Standing tall as one of nation’s most prominant symbols, is the bald eagle. While this bird has been delisted as an endangered species, it is still in a federal monitoring stage. Here at the Cuyahoga Valley National Park visitors and employees who have been around for atleast the past ten years have gotten a chance to see these beautiful creatures in person. Since 2007 a pair of bald eagles have lived here in the Northern end of the park. Since that time they have produced 14 eaglets. In February of this year the eggs of the 13th and 14th ones were layed, and by late march they were hatched. Since around the time of the eggs being layed this section of the park has been closed off to visitors, to give the parenting eagles and newborns a less stressful environment.
This past week I was able to acompany my ranger to this closed off section to try and view the young eagles, and see if they were now flying well enough for us to be able to open the section back up. Although we didn’t see all four of the eagles we were fortunate enough to see what we believe was the adult male eagle, and a young one. We were able to see it fly and judge that it would be safe to open the section back up so visitors could come in for a personal look! These birds are beautiful to see and its an incredibly opportunity to have.
Hey everyone I’m Christian Heggie and this summer through the Greening Youth Foundation and Mosaics in Science Diversity Internship Program, I’m heading up north!
My internship will be at the Cuyahoga Valley National Park in northeast Ohio. I will be working as a river technician assistant, helping to plot access points, map river trails, test water quality, and more! I am a senior at the University of North Carolina at Greensboro majoring in Environmental Studies with a concentration in Sustainability. I’ve always loved to be outside and dream of one day hopefully working on a national park. This is an incredible opportunity and I’m ready to learn as much as I can!

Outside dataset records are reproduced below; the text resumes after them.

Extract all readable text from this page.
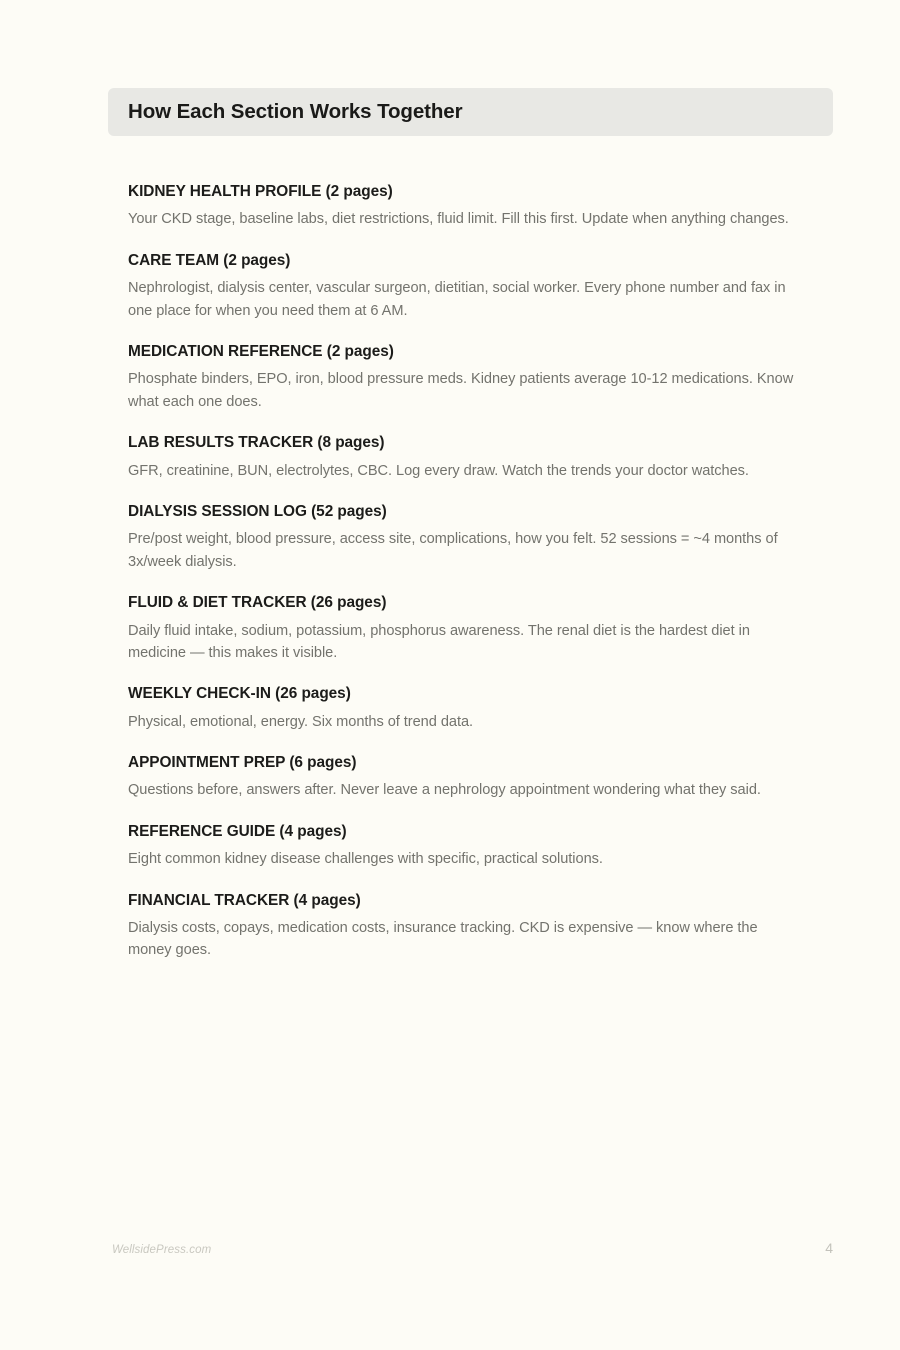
How Each Section Works Together
KIDNEY HEALTH PROFILE (2 pages)

Your CKD stage, baseline labs, diet restrictions, fluid limit. Fill this first. Update when anything changes.

CARE TEAM (2 pages)

Nephrologist, dialysis center, vascular surgeon, dietitian, social worker. Every phone number and fax in one place for when you need them at 6 AM.

MEDICATION REFERENCE (2 pages)

Phosphate binders, EPO, iron, blood pressure meds. Kidney patients average 10-12 medications. Know what each one does.

LAB RESULTS TRACKER (8 pages)

GFR, creatinine, BUN, electrolytes, CBC. Log every draw. Watch the trends your doctor watches.

DIALYSIS SESSION LOG (52 pages)

Pre/post weight, blood pressure, access site, complications, how you felt. 52 sessions = ~4 months of 3x/week dialysis.

FLUID & DIET TRACKER (26 pages)

Daily fluid intake, sodium, potassium, phosphorus awareness. The renal diet is the hardest diet in medicine — this makes it visible.

WEEKLY CHECK-IN (26 pages)

Physical, emotional, energy. Six months of trend data.

APPOINTMENT PREP (6 pages)

Questions before, answers after. Never leave a nephrology appointment wondering what they said.

REFERENCE GUIDE (4 pages)

Eight common kidney disease challenges with specific, practical solutions.

FINANCIAL TRACKER (4 pages)

Dialysis costs, copays, medication costs, insurance tracking. CKD is expensive — know where the money goes.

WellsidePress.com	4
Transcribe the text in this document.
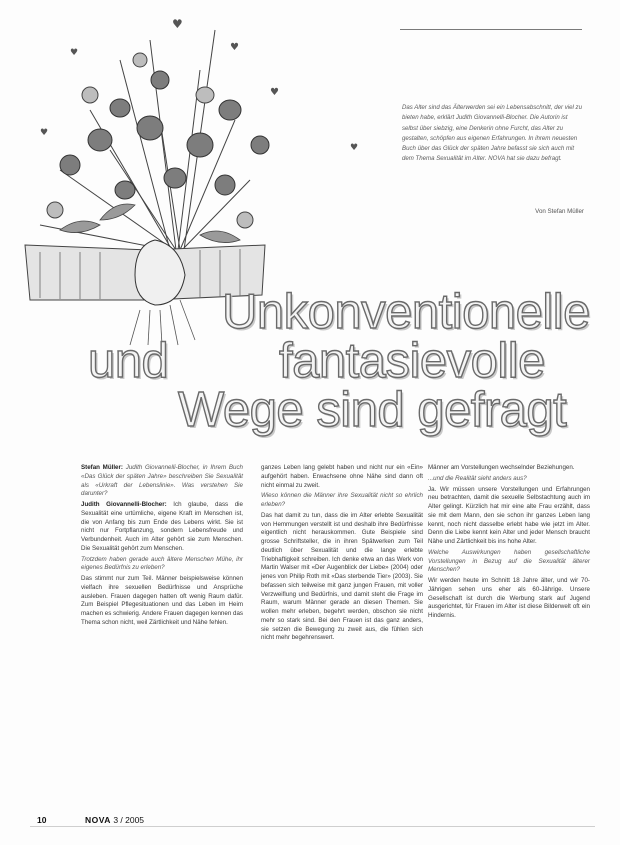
♥
♥
♥
♥
♥
♥
Das Alter sind das Älterwerden sei ein Lebensabschnitt, der viel zu bieten habe, erklärt Judith Giovannelli-Blocher. Die Autorin ist selbst über siebzig, eine Denkerin ohne Furcht, das Alter zu gestalten, schöpfen aus eigenen Erfahrungen. In ihrem neuesten Buch über das Glück der späten Jahre befasst sie sich auch mit dem Thema Sexualität im Alter. NOVA hat sie dazu befragt.
Von Stefan Müller
Unkonventionelle
und fantasievolle
Wege sind gefragt

Stefan Müller: Judith Giovannelli-Blocher, in Ihrem Buch «Das Glück der späten Jahre» beschreiben Sie Sexualität als «Urkraft der Lebenslinie». Was verstehen Sie darunter?

Judith Giovannelli-Blocher: Ich glaube, dass die Sexualität eine urtümliche, eigene Kraft im Menschen ist, die von Anfang bis zum Ende des Lebens wirkt. Sie ist nicht nur Fortpflanzung, sondern Lebensfreude und Verbundenheit. Auch im Alter gehört sie zum Menschen. Die Sexualität gehört zum Menschen.

Trotzdem haben gerade auch ältere Menschen Mühe, ihr eigenes Bedürfnis zu erleben?

Das stimmt nur zum Teil. Männer beispielsweise können vielfach ihre sexuellen Bedürfnisse und Ansprüche ausleben. Frauen dagegen hatten oft wenig Raum dafür. Zum Beispiel Pflegesituationen und das Leben im Heim machen es schwierig. Andere Frauen dagegen kennen das Thema schon nicht, weil Zärtlichkeit und Nähe fehlen.

ganzes Leben lang gelebt haben und nicht nur ein «Ein» aufgehört haben. Erwachsene ohne Nähe sind dann oft nicht einmal zu zweit.

Wieso können die Männer ihre Sexualität nicht so ehrlich erleben?

Das hat damit zu tun, dass die im Alter erlebte Sexualität von Hemmungen verstellt ist und deshalb ihre Bedürfnisse eigentlich nicht herauskommen. Gute Beispiele sind grosse Schriftsteller, die in ihren Spätwerken zum Teil deutlich über Sexualität und die lange erlebte Triebhaftigkeit schreiben. Ich denke etwa an das Werk von Martin Walser mit «Der Augenblick der Liebe» (2004) oder jenes von Philip Roth mit «Das sterbende Tier» (2003). Sie befassen sich teilweise mit ganz jungen Frauen, mit voller Verzweiflung und Bedürfnis, und damit steht die Frage im Raum, warum Männer gerade an diesen Themen. Sie wollen mehr erleben, begehrt werden, obschon sie nicht mehr so stark sind. Bei den Frauen ist das ganz anders, sie setzen die Bewegung zu zweit aus, die fühlen sich nicht mehr begehrenswert.

Männer am Vorstellungen wechselnder Beziehungen.

...und die Realität sieht anders aus?

Ja. Wir müssen unsere Vorstellungen und Erfahrungen neu betrachten, damit die sexuelle Selbstachtung auch im Alter gelingt. Kürzlich hat mir eine alte Frau erzählt, dass sie mit dem Mann, den sie schon ihr ganzes Leben lang kennt, noch nicht dasselbe erlebt habe wie jetzt im Alter. Denn die Liebe kennt kein Alter und jeder Mensch braucht Nähe und Zärtlichkeit bis ins hohe Alter.

Welche Auswirkungen haben gesellschaftliche Vorstellungen in Bezug auf die Sexualität älterer Menschen?

Wir werden heute im Schnitt 18 Jahre älter, und wir 70-Jährigen sehen uns eher als 60-Jährige. Unsere Gesellschaft ist durch die Werbung stark auf Jugend ausgerichtet, für Frauen im Alter ist diese Bilderwelt oft ein Hindernis.

10	NOVA 3 / 2005
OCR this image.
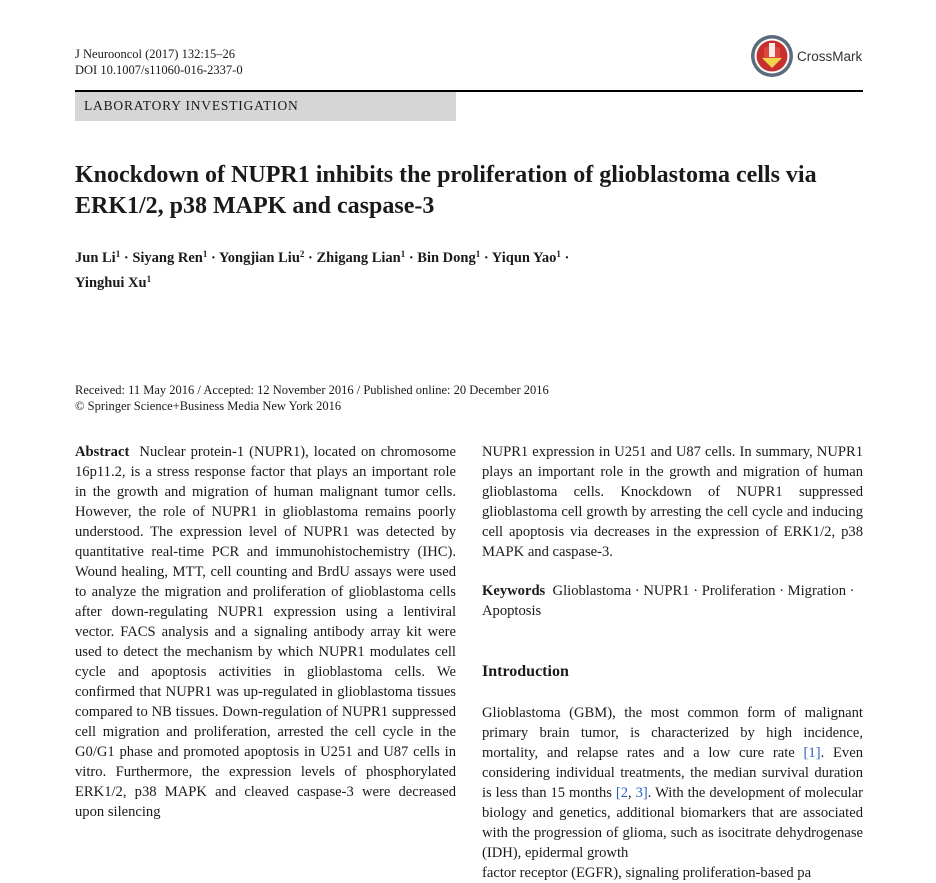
J Neurooncol (2017) 132:15–26
DOI 10.1007/s11060-016-2337-0
CrossMark
LABORATORY INVESTIGATION
Knockdown of NUPR1 inhibits the proliferation of glioblastoma cells via ERK1/2, p38 MAPK and caspase-3
Jun $Li^1$ · Siyang Ren$^1$ · Yongjian Liu$^2$ · Zhigang Lian$^1$ · Bin Dong$^1$ · Yiqun Yao$^1$ ·
Yinghui Xu$^1$
Received: 11 May 2016 / Accepted: 12 November 2016 / Published online: 20 December 2016
© Springer Science+Business Media New York 2016
Abstract Nuclear protein-1 (NUPR1), located on chromosome 16p11.2, is a stress response factor that plays an important role in the growth and migration of human malignant tumor cells. However, the role of NUPR1 in glioblastoma remains poorly understood. The expression level of NUPR1 was detected by quantitative real-time PCR and immunohistochemistry (IHC). Wound healing, MTT, cell counting and BrdU assays were used to analyze the migration and proliferation of glioblastoma cells after down-regulating NUPR1 expression using a lentiviral vector. FACS analysis and a signaling antibody array kit were used to detect the mechanism by which NUPR1 modulates cell cycle and apoptosis activities in glioblastoma cells. We confirmed that NUPR1 was up-regulated in glioblastoma tissues compared to NB tissues. Down-regulation of NUPR1 suppressed cell migration and proliferation, arrested the cell cycle in the G0/G1 phase and promoted apoptosis in U251 and U87 cells in vitro. Furthermore, the expression levels of phosphorylated ERK1/2, p38 MAPK and cleaved caspase-3 were decreased upon silencing
NUPR1 expression in U251 and U87 cells. In summary, NUPR1 plays an important role in the growth and migration of human glioblastoma cells. Knockdown of NUPR1 suppressed glioblastoma cell growth by arresting the cell cycle and inducing cell apoptosis via decreases in the expression of ERK1/2, p38 MAPK and caspase-3.
Keywords Glioblastoma · NUPR1 · Proliferation · Migration · Apoptosis
Introduction
Glioblastoma (GBM), the most common form of malignant primary brain tumor, is characterized by high incidence, mortality, and relapse rates and a low cure rate [1]. Even considering individual treatments, the median survival duration is less than 15 months [2, 3]. With the development of molecular biology and genetics, additional biomarkers that are associated with the progression of glioma, such as isocitrate dehydrogenase (IDH), epidermal growth
factor receptor (EGFR), signaling proliferation-based pa
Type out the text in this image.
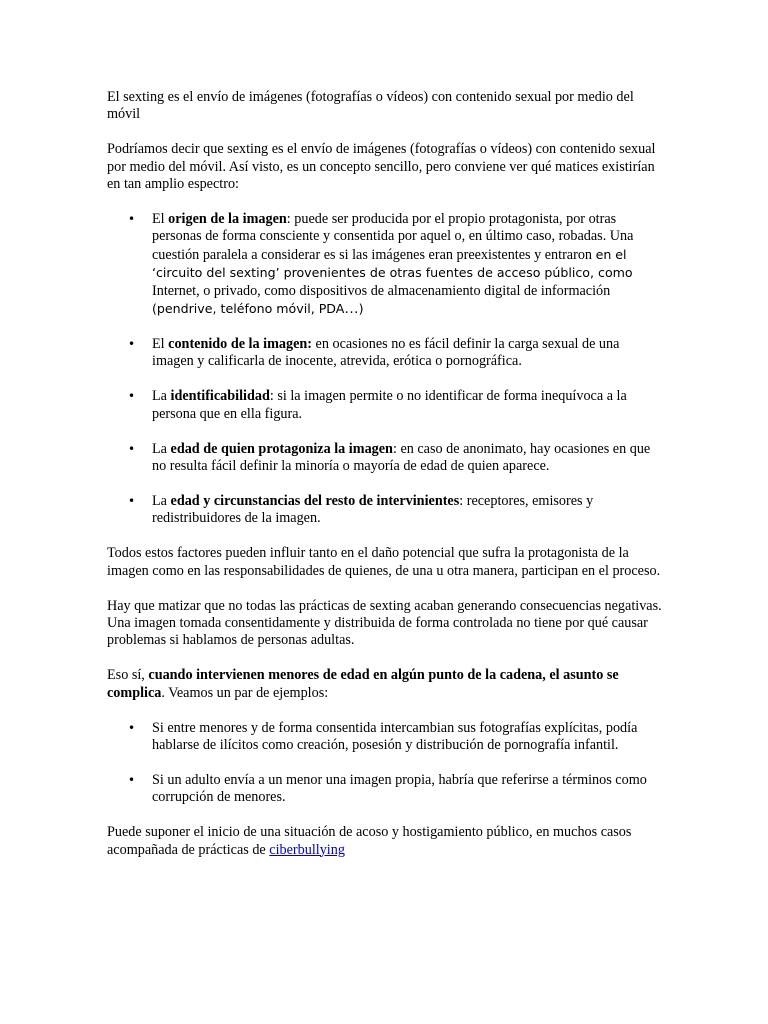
El sexting es el envío de imágenes (fotografías o vídeos) con contenido sexual por medio del móvil

Podríamos decir que sexting es el envío de imágenes (fotografías o vídeos) con contenido sexual por medio del móvil. Así visto, es un concepto sencillo, pero conviene ver qué matices existirían en tan amplio espectro:

• El origen de la imagen: puede ser producida por el propio protagonista, por otras personas de forma consciente y consentida por aquel o, en último caso, robadas. Una cuestión paralela a considerar es si las imágenes eran preexistentes y entraron en el ‘circuito del sexting’ provenientes de otras fuentes de acceso público, como Internet, o privado, como dispositivos de almacenamiento digital de información (pendrive, teléfono móvil, PDA…)
• El contenido de la imagen: en ocasiones no es fácil definir la carga sexual de una imagen y calificarla de inocente, atrevida, erótica o pornográfica.
• La identificabilidad: si la imagen permite o no identificar de forma inequívoca a la persona que en ella figura.
• La edad de quien protagoniza la imagen: en caso de anonimato, hay ocasiones en que no resulta fácil definir la minoría o mayoría de edad de quien aparece.
• La edad y circunstancias del resto de intervinientes: receptores, emisores y redistribuidores de la imagen.

Todos estos factores pueden influir tanto en el daño potencial que sufra la protagonista de la imagen como en las responsabilidades de quienes, de una u otra manera, participan en el proceso.

Hay que matizar que no todas las prácticas de sexting acaban generando consecuencias negativas. Una imagen tomada consentidamente y distribuida de forma controlada no tiene por qué causar problemas si hablamos de personas adultas.

Eso sí, cuando intervienen menores de edad en algún punto de la cadena, el asunto se complica. Veamos un par de ejemplos:

• Si entre menores y de forma consentida intercambian sus fotografías explícitas, podía hablarse de ilícitos como creación, posesión y distribución de pornografía infantil.
• Si un adulto envía a un menor una imagen propia, habría que referirse a términos como corrupción de menores.

Puede suponer el inicio de una situación de acoso y hostigamiento público, en muchos casos acompañada de prácticas de ciberbullying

With the first work week down I’ve already begun learning a lot and have already had the opportunity to do great things. As a river technician assistant here at the Cuyahoga Valley National Park, life really is better on the river. After finishing a week of training I finally got to get into the field. Taking water samples was the first thing on the list. Going to a bridge in the section known as Jaite we gathered water samples, then walked to a nearby water gauges to note its recordings. Back in the lab we tested for turbidity and E. Coli. I was also able to join a group on a butterfly counting hike, which is a project the park has been tracking for over ten years!
Along with these things I was able to participate in kayak training, which was followed up by a kayaking test in the river. I did a number of different maneuvers and paddled up, and down stream. The test went well and I easily passed! Nearing the end of the week I was able to attend a very important water trails meeting with different people who play vital roles in the whole northeast Ohio watershed! I learned a great amount about this regions watershed and the work that’s already been done for it, and the progress that still has to be made! I’m super excited for all the work I will be doing within the next handful of weeks on the river and surrounding areas here in this beautiful area for this Cuyahoga Valley National Park!